Jewish elders may well have told the centurion of Jesus’ authority to teach and to heal and asked permission to go Jesus on his behalf. We aren’t really told the nature of that conversation between the elders and Jesus, only that they approach Jesus on behalf of their Gentile friend and plead for Jesus’ help on the basis of the kindness that this particular soldier has shown toward the Jews. But it seems that the centurion has second thoughts concerning what he has been told about Jesus. As he ponders the situation he is given the spiritual insight to comprehend two simultaneous realities: When Caesar issues a command in Rome, this centurion in the backwater of Galilee obeys and, in turn, exercises his own range authority in response.  So if Jesus really has spiritual authority, then, like Caesar, he doesn’t need physically to be in a place. He only needs to speak the word.

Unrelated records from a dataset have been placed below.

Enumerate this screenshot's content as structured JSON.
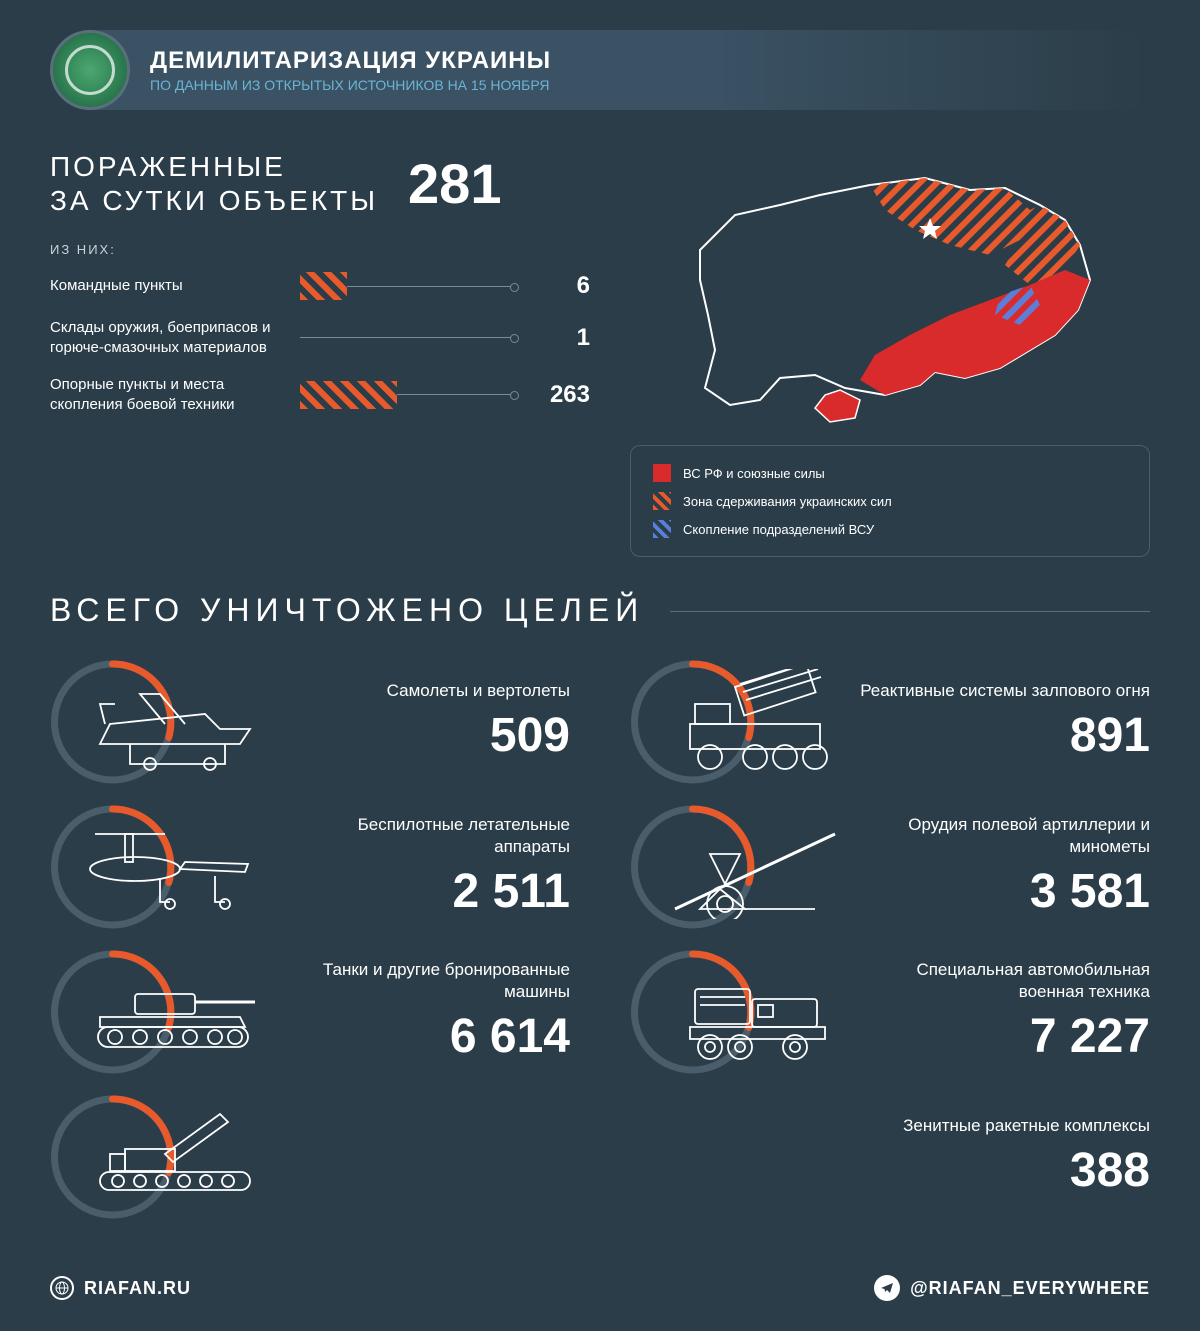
{
  "colors": {
    "bg": "#2b3d48",
    "accent": "#e85a2b",
    "red": "#d92b2b",
    "blue": "#5b7fd9",
    "cyan": "#6bb4d4",
    "line": "#7a8b95",
    "ring_bg": "#4a5d6a"
  },
  "header": {
    "title": "ДЕМИЛИТАРИЗАЦИЯ УКРАИНЫ",
    "subtitle": "ПО ДАННЫМ ИЗ ОТКРЫТЫХ ИСТОЧНИКОВ НА 15 НОЯБРЯ"
  },
  "daily": {
    "title_line1": "ПОРАЖЕННЫЕ",
    "title_line2": "ЗА СУТКИ ОБЪЕКТЫ",
    "total": "281",
    "of_them": "ИЗ НИХ:",
    "bars": [
      {
        "label": "Командные пункты",
        "value": "6",
        "fill_pct": 22
      },
      {
        "label": "Склады оружия, боеприпасов и горюче-смазочных материалов",
        "value": "1",
        "fill_pct": 0
      },
      {
        "label": "Опорные пункты и места скопления боевой техники",
        "value": "263",
        "fill_pct": 45
      }
    ]
  },
  "legend": [
    {
      "swatch": "sw-red",
      "label": "ВС РФ и союзные силы"
    },
    {
      "swatch": "sw-orange",
      "label": "Зона сдерживания украинских сил"
    },
    {
      "swatch": "sw-blue",
      "label": "Скопление подразделений ВСУ"
    }
  ],
  "totals_title": "ВСЕГО УНИЧТОЖЕНО ЦЕЛЕЙ",
  "stats": [
    {
      "label": "Самолеты и вертолеты",
      "value": "509",
      "icon": "aircraft"
    },
    {
      "label": "Реактивные системы залпового огня",
      "value": "891",
      "icon": "mlrs"
    },
    {
      "label": "Беспилотные летательные аппараты",
      "value": "2 511",
      "icon": "drone"
    },
    {
      "label": "Орудия полевой артиллерии и минометы",
      "value": "3 581",
      "icon": "artillery"
    },
    {
      "label": "Танки и другие бронированные машины",
      "value": "6 614",
      "icon": "tank"
    },
    {
      "label": "Специальная автомобильная военная техника",
      "value": "7 227",
      "icon": "truck"
    },
    {
      "label": "Зенитные ракетные комплексы",
      "value": "388",
      "icon": "sam",
      "center": true
    }
  ],
  "footer": {
    "site": "RIAFAN.RU",
    "telegram": "@RIAFAN_EVERYWHERE"
  }
}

So another set of friends is dispatched before Jesus reaches the house, and the centurion’s faith continues to echo forth to our day: “Lord, I am not worthy that you should enter under my roof, but only say the word, and my soul (my servant) shall be healed.” The centurion’s faith is awakened, as something he knew became something new.“ This is how it is, Lord. I don’t need you to come to my house. I just need you to exercise your authority.”

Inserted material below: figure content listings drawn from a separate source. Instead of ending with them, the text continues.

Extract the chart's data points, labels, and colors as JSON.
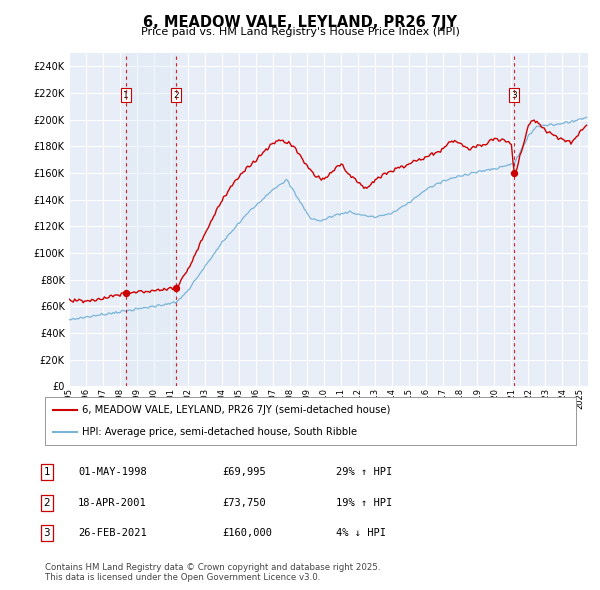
{
  "title": "6, MEADOW VALE, LEYLAND, PR26 7JY",
  "subtitle": "Price paid vs. HM Land Registry's House Price Index (HPI)",
  "ylim": [
    0,
    250000
  ],
  "yticks": [
    0,
    20000,
    40000,
    60000,
    80000,
    100000,
    120000,
    140000,
    160000,
    180000,
    200000,
    220000,
    240000
  ],
  "sale_dates_num": [
    1998.33,
    2001.3,
    2021.15
  ],
  "sale_prices": [
    69995,
    73750,
    160000
  ],
  "sale_labels": [
    "1",
    "2",
    "3"
  ],
  "hpi_color": "#7ab4d8",
  "price_color": "#cc0000",
  "sale_marker_color": "#cc0000",
  "vline_color": "#cc0000",
  "shade_color": "#dce9f5",
  "legend_price_label": "6, MEADOW VALE, LEYLAND, PR26 7JY (semi-detached house)",
  "legend_hpi_label": "HPI: Average price, semi-detached house, South Ribble",
  "table_entries": [
    {
      "num": "1",
      "date": "01-MAY-1998",
      "price": "£69,995",
      "rel": "29% ↑ HPI"
    },
    {
      "num": "2",
      "date": "18-APR-2001",
      "price": "£73,750",
      "rel": "19% ↑ HPI"
    },
    {
      "num": "3",
      "date": "26-FEB-2021",
      "price": "£160,000",
      "rel": "4% ↓ HPI"
    }
  ],
  "footer": "Contains HM Land Registry data © Crown copyright and database right 2025.\nThis data is licensed under the Open Government Licence v3.0.",
  "chart_bg": "#e8eef8"
}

Yet, as beautiful as the centurion’s prayer is, I wonder if the lesson for us as we grow in our capacity to intercede for others in the hidden places is not so much to try to wear the mantle of the centurion’s faith, but, instead, to allow our own real life experience to be the springboard for our prayer. I believe P.T. Forsythe is really on target here: “Let prayer be concrete, actual, a direct product of life’s real experience. Pray as your actual self, not as some fancied saint. Let it be closely relevant to your real situation. Pray without ceasing in this sense. Pray without a break between your prayer and your life. Pray so that there is a real continuity between your prayer and your whole life” (P.T. Forsythe, The Soul of Prayer). Forsythe exhorts us to gather up the tangled netting of our real lives in prayer, not some imagined tangle-free webbing that we’re often tempted to lay before God—doctrinally correct but not personally connected. The man who struggled with faith regarding his son was completely honest with Jesus, as was that Gentile woman and this Roman soldier.

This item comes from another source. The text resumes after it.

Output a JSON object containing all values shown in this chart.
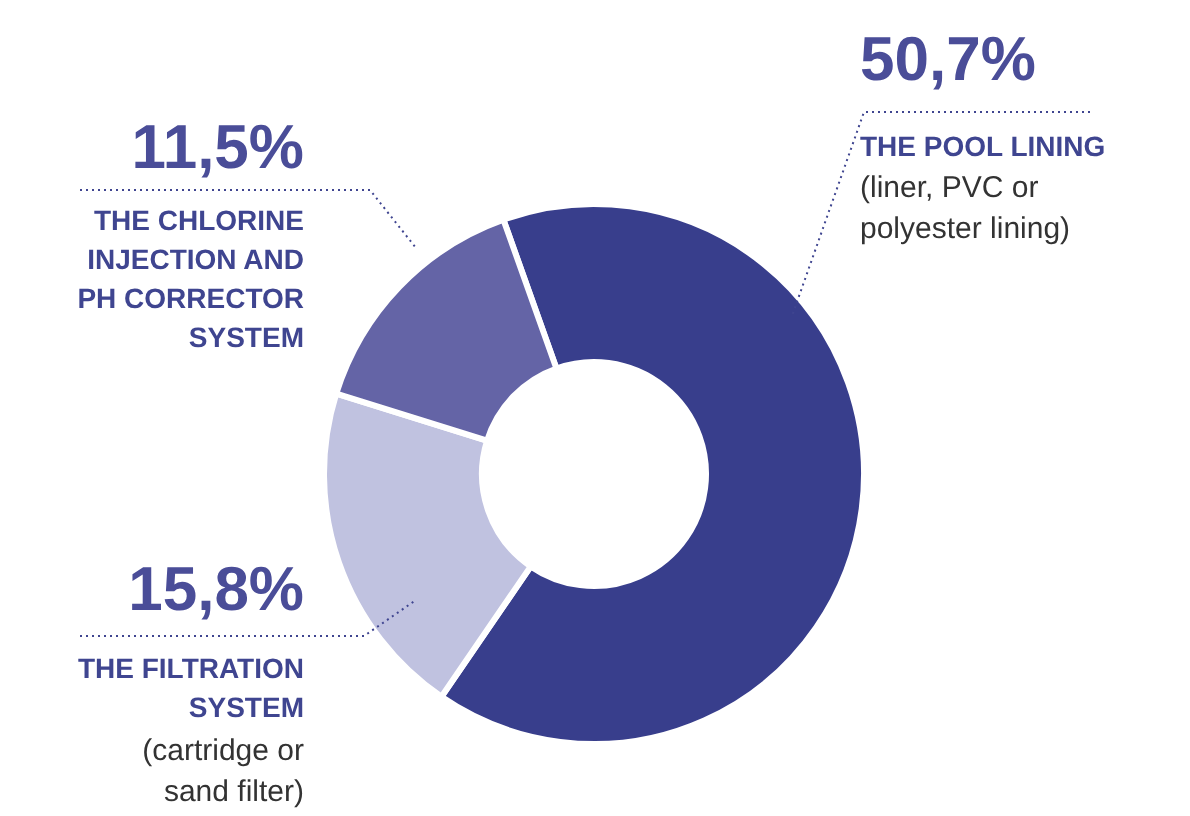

So here am I, sitting with my laptop in the midst of my immaculate “to be sold” home in the western suburbs of Chicago for a few days between the Okoboji Lakes Bible Conference in Iowa and the In the Kingdom Institute in Orlando. I have no idea where half of my favorite books are at the moment, and, most importantly, I have actually started to miss the rather continuous murmur of the TV that hums in the background of my “normal” life. If the television is on, there must be a husband or son near-by.

Lord, this is how it is. You have brought so many pieces together. It’s as though I am playing with large blocks with sides named “place,” “content” and “people.” I am loving the chance to explore which side goes where, and to receive as many blocks as you have given me to play with right now. But, Lord, I’m missing a foundational block. I long for the “place” that is not my wonderful retreat center, but home; I long for the “content” that is not rich conversation on the formation of faith, but the earthly conversations about groceries and feeding the dog that hold my feet close to the ground. And I miss the few people who inhabit my personal space. Jesus, I am so grateful for the new blocks—but would you please draw the details together so that this fundamental “home” block on which all the others lean can be set in its proper place?

My prayer may not be as existential as the man with a terribly distressed son, as witty as a courageous woman who knew Jesus must love the world, and certainly not as perceptive as a centurion who understood the nature of authority first hand. But it’s mine. It’s honest longing. And I am being refreshed in understanding that honesty before God is the springboard to our hidden petitions and intercessions. So tonight I pray with blocks. And the Lord hovers very near.